Yankee Ingenuity:Management Wisdom from the N.Y. Yankees
What can the Bronx Bombers teach us about building and running an industry-dominating business? That’s the question authors Lance and Dorothy Berger address in their 2005 book, Management Wisdom From the New York Yankees’ Dynasty : What Every Manager Can Learn From a Legendary Team’s 80-Year Winning Streak.
So in a year when the pinstripers have moved into a new Yankee Stadium, when captain Derek Jeter has equaled and will surpass Lou Gehrig for most hits by a Yankee, and when the storied team will return to post-season play, here are the Bergers’ findings in a Dave’s Top 10 List format.
10. Celebrate your history, heroes, and legends, creating and boldly promoting a tradition of excellence.
Companies should create their own Hall of Fame and internally market (i.e. train) the business skills represented by those company legendary figures.
9. Diversify the talent pool and pay people based on their contribution to organization success.
Fixed salaries with almost guaranteed annual increases become satisfiers not motivators. Companies should structure compensation so there is always a component based on achieving individual, division, and corporate objectives.
8. Create a balance of superstars, stars, and solid performers, assessing and classifying employees. But make the superstar the focal point of the organization.
This seems to go against our equalitarian preferences, but real superstars are superstars for good reason: clearly superior talent; leadership qualities; correct instincts in tough situations; and good corporate citizens. These traits need to be encouraged throughout the organization.
7. Establish your talent strategy and fill in the gaps using a well-developed farm system. Train and develop your people.
Successful companies determine the critical competencies required to conduct the business at a high level, then hire and train to those competencies. They make constant individual improvement a virtue and they promote from within.
6. Make everyone on the team a talent scout.
Every employee knows people and encounters new people in their day-to-day activity. Encourage (and monetarily incent) employees to “recruit” potential team members who show the “right stuff” (based on numbers 10 and 7 above).
5. Make organizational competencies the heart of your appraisal process, using qualitative measures as well.
It’s easy to measure quantitative results, and they should be measured since ultimately they represent what you can actually take to the bank. Successful companies put significant emphasis on competencies, i.e. behaviors that when consistently practiced by employees lead to increased productivity and heightened “intangibles,” such as teamwork, accountability, and ownership.
4. Set the bar higher than your people have ever seen it, reflected in ambitious quantitative performance measures (stretch goals).

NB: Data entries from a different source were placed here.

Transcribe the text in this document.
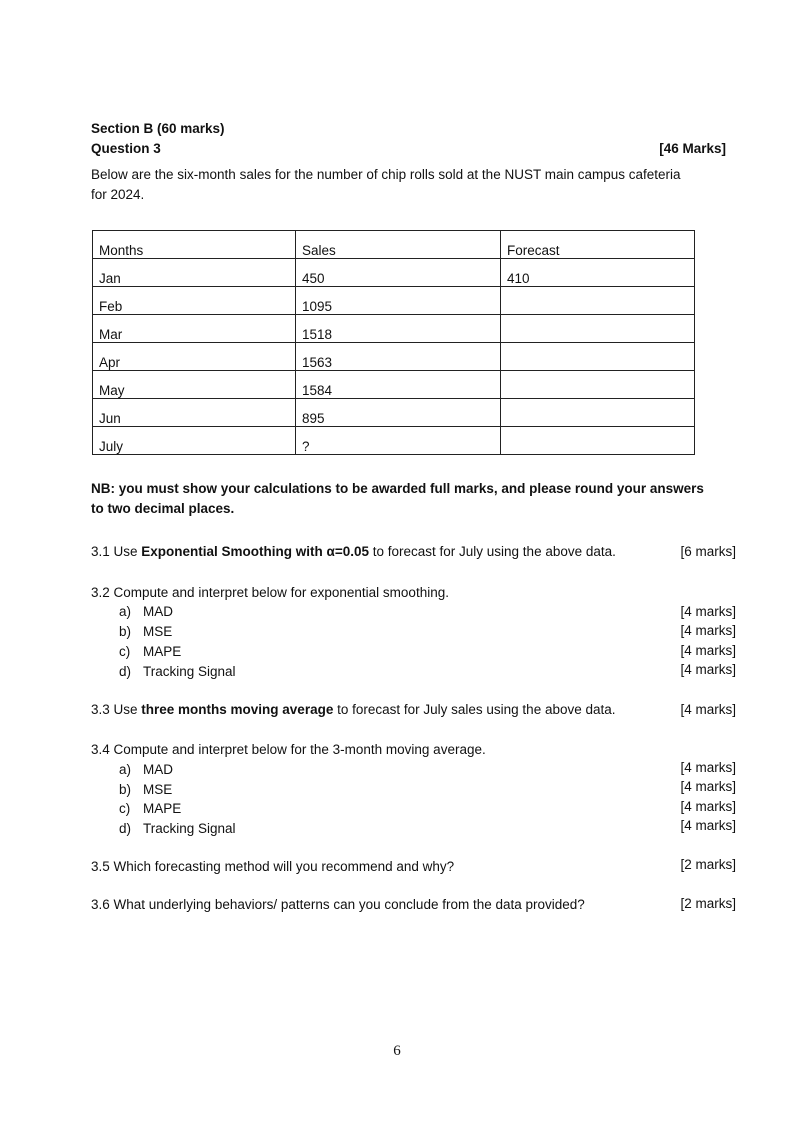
Section B (60 marks)
Question 3	[46 Marks]
Below are the six-month sales for the number of chip rolls sold at the NUST main campus cafeteria
for 2024.
Months	Sales	Forecast
Jan	450	410
Feb	1095	
Mar	1518	
Apr	1563	
May	1584	
Jun	895	
July	?	
NB: you must show your calculations to be awarded full marks, and please round your answers
to two decimal places.
3.1 Use Exponential Smoothing with α=0.05 to forecast for July using the above data.	[6 marks]
3.2 Compute and interpret below for exponential smoothing.
a) MAD	[4 marks]
b) MSE	[4 marks]
c) MAPE	[4 marks]
d) Tracking Signal	[4 marks]
3.3 Use three months moving average to forecast for July sales using the above data.	[4 marks]
3.4 Compute and interpret below for the 3-month moving average.
a) MAD	[4 marks]
b) MSE	[4 marks]
c) MAPE	[4 marks]
d) Tracking Signal	[4 marks]
3.5 Which forecasting method will you recommend and why?	[2 marks]
3.6 What underlying behaviors/ patterns can you conclude from the data provided?	[2 marks]
6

Every year the Yankees set the bar as high as it can be set—win the World Series. They don’t always get over the bar, but the goal has become synonymous with working for that organization. There is no business equivalent, but every company has the opportunity to identify what the World Series of their industry is and maintain everyone’s focus on that kind of goal.
3. Formally recognize your informal leaders.
Every organization has a formal structure—the organization chart with president or owner on top. But there is also an informal (unnamed) leadership in every company or group. This leadership is made up of the influential employees, who lead by example and performance if not by official title. Other workers look up to them, look to them, and management relies on their results. These performers should be recognized publicly (if not materially rewarded). The recognition spurs them on and motivates others to perform at higher levels so they can be recognized as well.
2. Hire the best frontline managers you can find.
There’s an old saying that sergeants run the Army. Frontline managers are the business equivalent. Put good ones in place. At least two of the past Yankee field managers were initially thought to be losers—Casey Stengel and Joe Torre. Stengel’s teams won 5 straight World Series in the 50s. Torre’s teams won three in a row and 4 out of 5. Frontline managers should be people-oriented and results-driven. Look for the talent that knows how to achieve results through other people, because the manager doesn’t actually play in the game.
And the number 1 example of Yankee ingenuity . . .
- Cultivate ownership values from the top down.
Nothing succeeds like self-interest. And there is no greater self-interest than that of ownership. Companies need to foster the attitude that everyone is a stakeholder—the employee owns the results and the effort to get the results. People need to feel empowered to unleash their skills as if they own the company, and the firm’s success depends on their performance. And it does. Business, like baseball, is a team activity that relies on individual execution. If you have a great day at the plate, but the team loses, you own the loss.
Love them or hate them, nearly a century of Yankee success means something—they do enough of the right things right most of the time. That’s a winning formula for anyone.